When Lindstrand read an article in the Willmar newspaper in 2009 about the possibility that Anderson’s remains could be identified, he reached out to the reporter.

He said he would be happy to give Anderson’s family some clippings he had in his collection about the sailor.

Three years later, Lindstrand heard from Franklin, who had hit a wall in his quest to have the Navy test the remains in the unmarked grave.

“I dug a little deeper,” Lindstrand said, adding that he was also rebuffed. Eventually, he obtained the military’s “after action report,” an account of what happened, from the family of the late captain of Anderson’s ship. The report, which included photographs, indicated Anderson’s remains had been found after the ship was hit.

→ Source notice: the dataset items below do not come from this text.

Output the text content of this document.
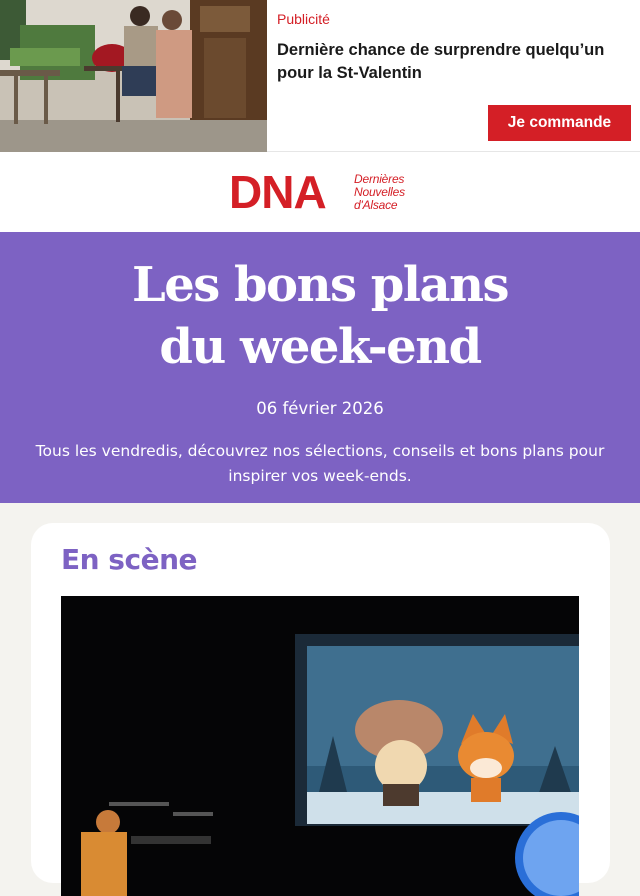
Publicité
Dernière chance de surprendre quelqu’un pour la St-Valentin
Je commande
DNA Dernières
Nouvelles
d'Alsace
Les bons plans
du week-end
06 février 2026

Tous les vendredis, découvrez nos sélections, conseils et bons plans pour inspirer vos week-ends.

En scène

So last year, Lindstrand and Franklin again asked the Department of Defense to test the remains in the grave in France.

That’s when Klobuchar joined the effort. “We believed in them,” she said. “They cared so much about finding out about [Franklin’s] late uncle.”

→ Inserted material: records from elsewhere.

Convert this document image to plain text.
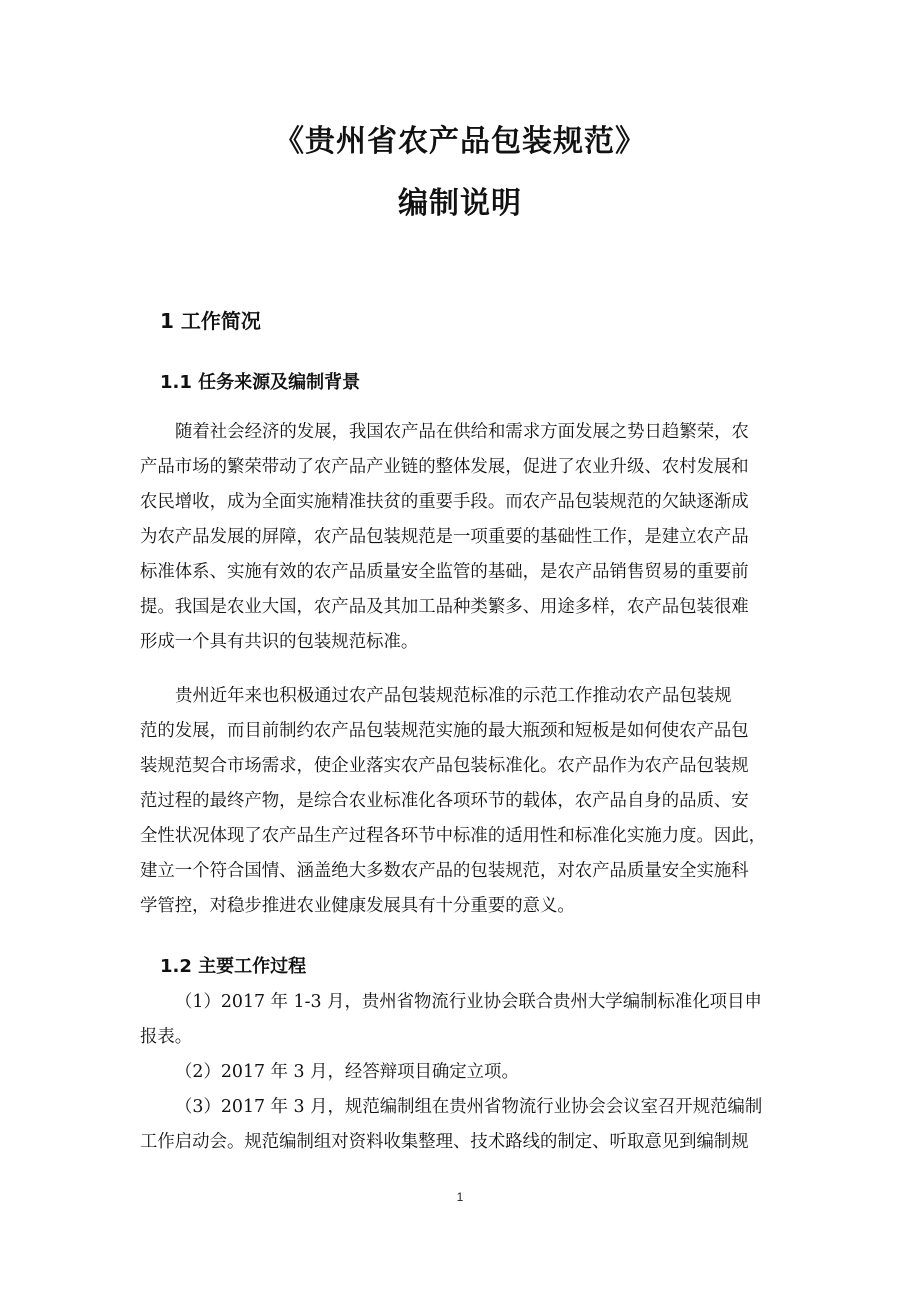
《贵州省农产品包装规范》
编制说明
1 工作简况
1.1 任务来源及编制背景
随着社会经济的发展，我国农产品在供给和需求方面发展之势日趋繁荣，农
产品市场的繁荣带动了农产品产业链的整体发展，促进了农业升级、农村发展和
农民增收，成为全面实施精准扶贫的重要手段。而农产品包装规范的欠缺逐渐成
为农产品发展的屏障，农产品包装规范是一项重要的基础性工作，是建立农产品
标准体系、实施有效的农产品质量安全监管的基础，是农产品销售贸易的重要前
提。我国是农业大国，农产品及其加工品种类繁多、用途多样，农产品包装很难
形成一个具有共识的包装规范标准。
贵州近年来也积极通过农产品包装规范标准的示范工作推动农产品包装规
范的发展，而目前制约农产品包装规范实施的最大瓶颈和短板是如何使农产品包
装规范契合市场需求，使企业落实农产品包装标准化。农产品作为农产品包装规
范过程的最终产物，是综合农业标准化各项环节的载体，农产品自身的品质、安
全性状况体现了农产品生产过程各环节中标准的适用性和标准化实施力度。因此，
建立一个符合国情、涵盖绝大多数农产品的包装规范，对农产品质量安全实施科
学管控，对稳步推进农业健康发展具有十分重要的意义。
1.2 主要工作过程
（1）2017 年 1-3 月，贵州省物流行业协会联合贵州大学编制标准化项目申
报表。
（2）2017 年 3 月，经答辩项目确定立项。
（3）2017 年 3 月，规范编制组在贵州省物流行业协会会议室召开规范编制
工作启动会。规范编制组对资料收集整理、技术路线的制定、听取意见到编制规
1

When naval officers came to Franklin’s house last week, they showed him photographs of Anderson’s remains and the samples from which they’d taken DNA.

Anderson’s remains are currently in a DNA lab in Nebraska. They will arrive in Willmar next month.

Lindstrand said Anderson had become a part of his family in a sense. “It’s kind of numbing,” he said of the return of the sailor’s remains to the U.S. “It was an extreme honor to be involved in this.”

John Anderson graduated from Willmar High School in 1937. Before enlisting in 1942, he worked at his father’s painting and decorating business.

Until now, a stone commemorated him near his parents’ grave site. Franklin said that will be changed to a proper headstone.

Noted Lindstrand, “He’ll be returned to Willmar almost 72 years to the day that he died.”